SLURM_NTASKS_PER_NODE
Number of tasks requested per node. Only set if the --ntasks-per-node option is specified.
SLURM_NTASKS_PER_SOCKET
Number of tasks requested per socket. Only set if the --ntasks-per-socket option is specified.
SLURM_HET_SIZE
Set to count of components in heterogeneous job.
SLURM_PRIO_PROCESS
The scheduling priority (nice value) at the time of job submission. This value is propagated to the spawned processes.
SLURM_PROCID
The MPI rank (or relative process ID) of the current process
SLURM_PROFILE
Same as --profile
SLURM_RESTART_COUNT
If the job has been restarted due to system failure or has been explicitly requeued, this will be sent to the number of times the job
has been restarted.
SLURM_SUBMIT_DIR
The directory from which sbatch was invoked or, if applicable, the directory specified by the -D, --chdir option.
SLURM_SUBMIT_HOST
The hostname of the computer from which sbatch was invoked.
SLURM_TASKS_PER_NODE
Number of tasks to be initiated on each node. Values are comma separated and in the same order as SLURM_JOB_NODELIST. If two or more
consecutive nodes are to have the same task count, that count is followed by "(x#)" where "#" is the repetition count. For example,
"SLURM_TASKS_PER_NODE=2(x3),1" indicates that the first three nodes will each execute two tasks and the fourth node will execute one
task.
SLURM_TASK_PID
The process ID of the task being started.
SLURM_TOPOLOGY_ADDR
This is set only if the system has the topology/tree plugin configured. The value will be set to the names network switches which
may be involved in the job's communications from the system's top level switch down to the leaf switch and ending with node name.

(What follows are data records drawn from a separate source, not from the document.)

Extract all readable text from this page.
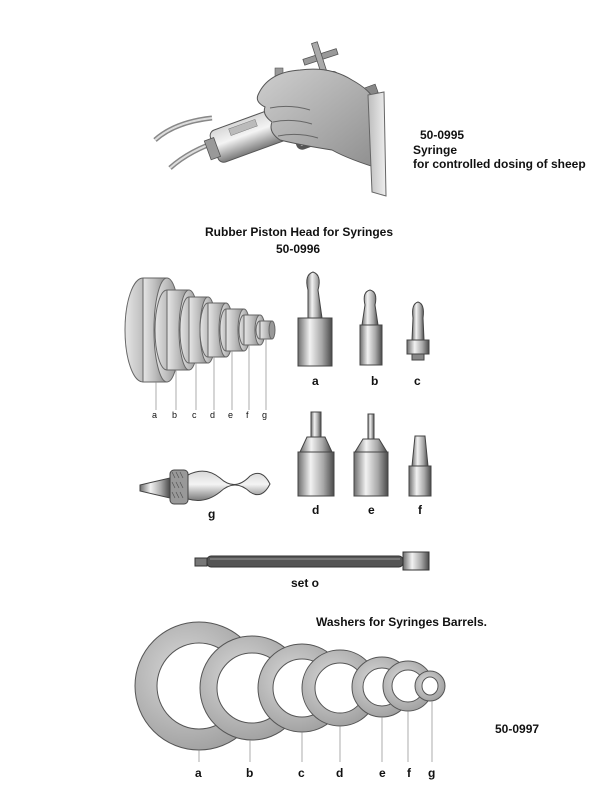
50-0995
Syringe
for controlled dosing of sheep
Rubber Piston Head for Syringes
50-0996
a b c d e f g
a	b	c
g	d	e	f
set o
Washers for Syringes Barrels.
50-0997
a	b	c	d	e f g
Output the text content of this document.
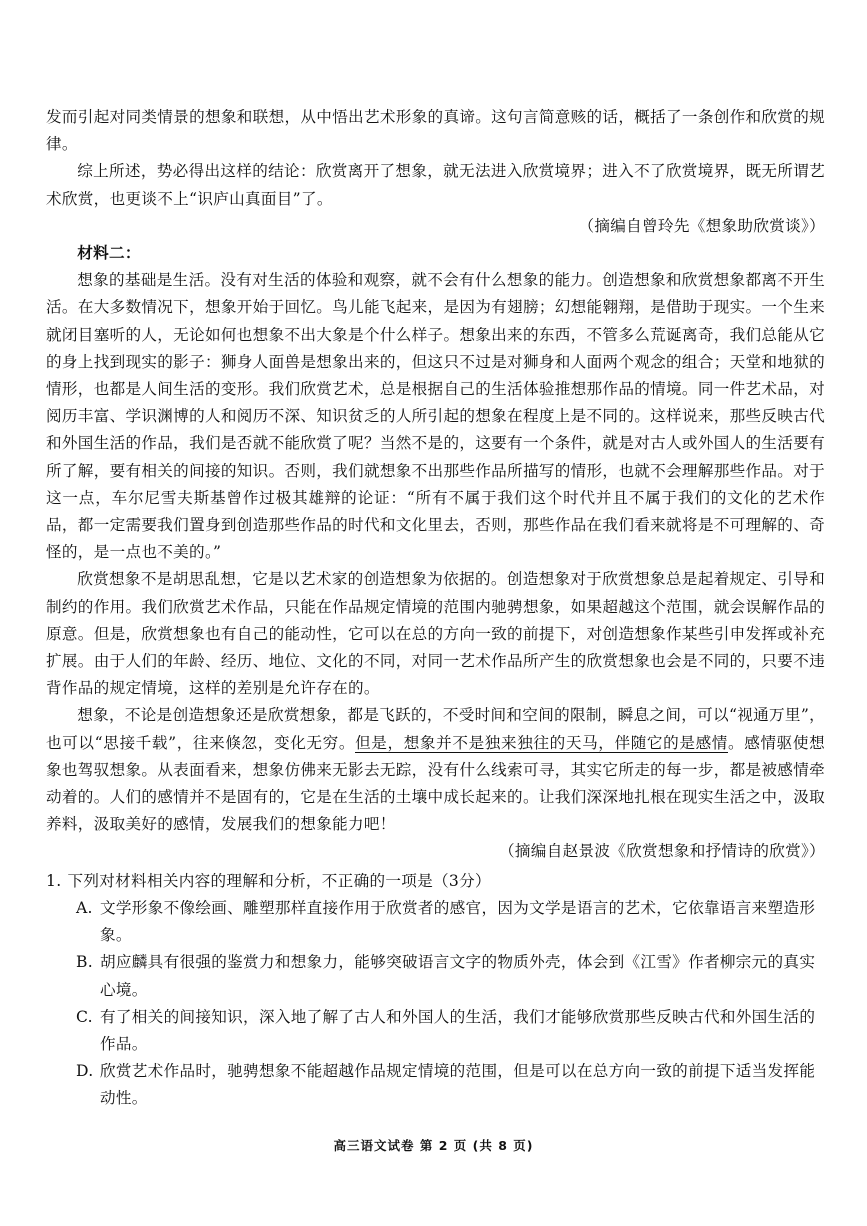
发而引起对同类情景的想象和联想，从中悟出艺术形象的真谛。这句言简意赅的话，概括了一条创作和欣赏的规律。

综上所述，势必得出这样的结论：欣赏离开了想象，就无法进入欣赏境界；进入不了欣赏境界，既无所谓艺术欣赏，也更谈不上“识庐山真面目”了。

（摘编自曾玲先《想象助欣赏谈》）

材料二：

想象的基础是生活。没有对生活的体验和观察，就不会有什么想象的能力。创造想象和欣赏想象都离不开生活。在大多数情况下，想象开始于回忆。鸟儿能飞起来，是因为有翅膀；幻想能翱翔，是借助于现实。一个生来就闭目塞听的人，无论如何也想象不出大象是个什么样子。想象出来的东西，不管多么荒诞离奇，我们总能从它的身上找到现实的影子：狮身人面兽是想象出来的，但这只不过是对狮身和人面两个观念的组合；天堂和地狱的情形，也都是人间生活的变形。我们欣赏艺术，总是根据自己的生活体验推想那作品的情境。同一件艺术品，对阅历丰富、学识渊博的人和阅历不深、知识贫乏的人所引起的想象在程度上是不同的。这样说来，那些反映古代和外国生活的作品，我们是否就不能欣赏了呢？当然不是的，这要有一个条件，就是对古人或外国人的生活要有所了解，要有相关的间接的知识。否则，我们就想象不出那些作品所描写的情形，也就不会理解那些作品。对于这一点，车尔尼雪夫斯基曾作过极其雄辩的论证：“所有不属于我们这个时代并且不属于我们的文化的艺术作品，都一定需要我们置身到创造那些作品的时代和文化里去，否则，那些作品在我们看来就将是不可理解的、奇怪的，是一点也不美的。”

欣赏想象不是胡思乱想，它是以艺术家的创造想象为依据的。创造想象对于欣赏想象总是起着规定、引导和制约的作用。我们欣赏艺术作品，只能在作品规定情境的范围内驰骋想象，如果超越这个范围，就会误解作品的原意。但是，欣赏想象也有自己的能动性，它可以在总的方向一致的前提下，对创造想象作某些引申发挥或补充扩展。由于人们的年龄、经历、地位、文化的不同，对同一艺术作品所产生的欣赏想象也会是不同的，只要不违背作品的规定情境，这样的差别是允许存在的。

想象，不论是创造想象还是欣赏想象，都是飞跃的，不受时间和空间的限制，瞬息之间，可以“视通万里”，也可以“思接千载”，往来倏忽，变化无穷。但是，想象并不是独来独往的天马，伴随它的是感情。感情驱使想象也驾驭想象。从表面看来，想象仿佛来无影去无踪，没有什么线索可寻，其实它所走的每一步，都是被感情牵动着的。人们的感情并不是固有的，它是在生活的土壤中成长起来的。让我们深深地扎根在现实生活之中，汲取养料，汲取美好的感情，发展我们的想象能力吧！

（摘编自赵景波《欣赏想象和抒情诗的欣赏》）

1. 下列对材料相关内容的理解和分析，不正确的一项是（3分）
A. 文学形象不像绘画、雕塑那样直接作用于欣赏者的感官，因为文学是语言的艺术，它依靠语言来塑造形象。
B. 胡应麟具有很强的鉴赏力和想象力，能够突破语言文字的物质外壳，体会到《江雪》作者柳宗元的真实心境。
C. 有了相关的间接知识，深入地了解了古人和外国人的生活，我们才能够欣赏那些反映古代和外国生活的作品。
D. 欣赏艺术作品时，驰骋想象不能超越作品规定情境的范围，但是可以在总方向一致的前提下适当发挥能动性。
高三语文试卷 第 2 页 (共 8 页)
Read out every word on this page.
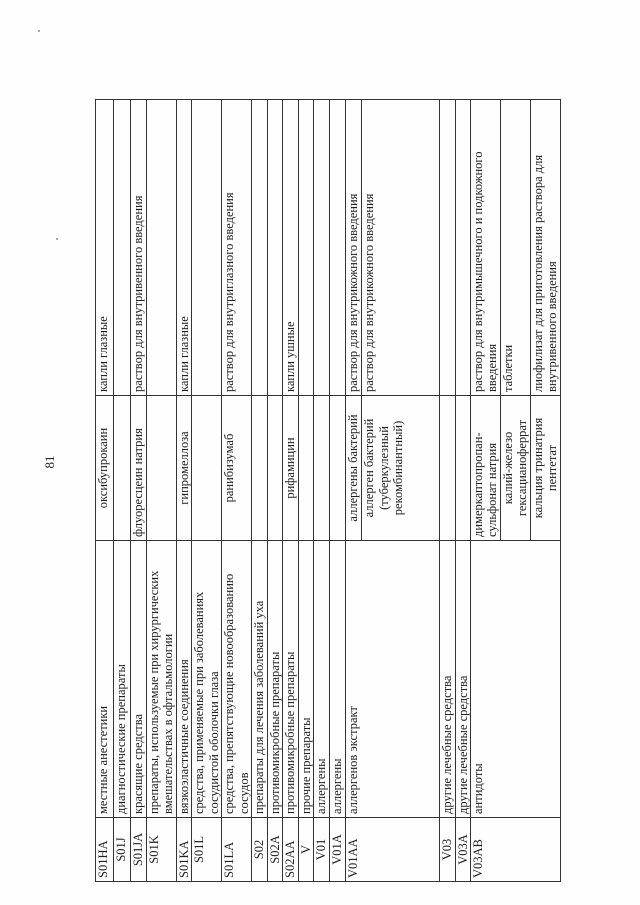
81
S01HA	местные анестетики	оксибупрокаин	капли глазные
S01J	диагностические препараты		
S01JA	красящие средства	флуоресцеин натрия	раствор для внутривенного введения
S01K	препараты, используемые при хирургических вмешательствах в офтальмологии		
S01KA	вязкоэластичные соединения	гипромеллоза	капли глазные
S01L	средства, применяемые при заболеваниях сосудистой оболочки глаза		
S01LA	средства, препятствующие новообразованию сосудов	ранибизумаб	раствор для внутриглазного введения
S02	препараты для лечения заболеваний уха		
S02A	противомикробные препараты		
S02AA	противомикробные препараты	рифамицин	капли ушные
V	прочие препараты		
V01	аллергены		
V01A	аллергены		
V01AA	аллергенов экстракт	аллергены бактерий	раствор для внутрикожного введения
		аллерген бактерий (туберкулезный рекомбинантный)	раствор для внутрикожного введения
V03	другие лечебные средства		
V03A	другие лечебные средства		
V03AB	антидоты	димеркаптопропан-сульфонат натрия	раствор для внутримышечного и подкожного введения
		калий-железо гексацианоферрат	таблетки
		кальция тринатрия пентетат	лиофилизат для приготовления раствора для внутривенного введения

A period is used to separate each hardware component name.
SLURM_TOPOLOGY_ADDR_PATTERN
This is set only if the system has the topology/tree plugin configured. The value will be set component types listed in
SLURM_TOPOLOGY_ADDR. Each component will be identified as either "switch" or "node". A period is used to separate each hardware
component type.
SLURMD_NODENAME
Name of the node running the job script.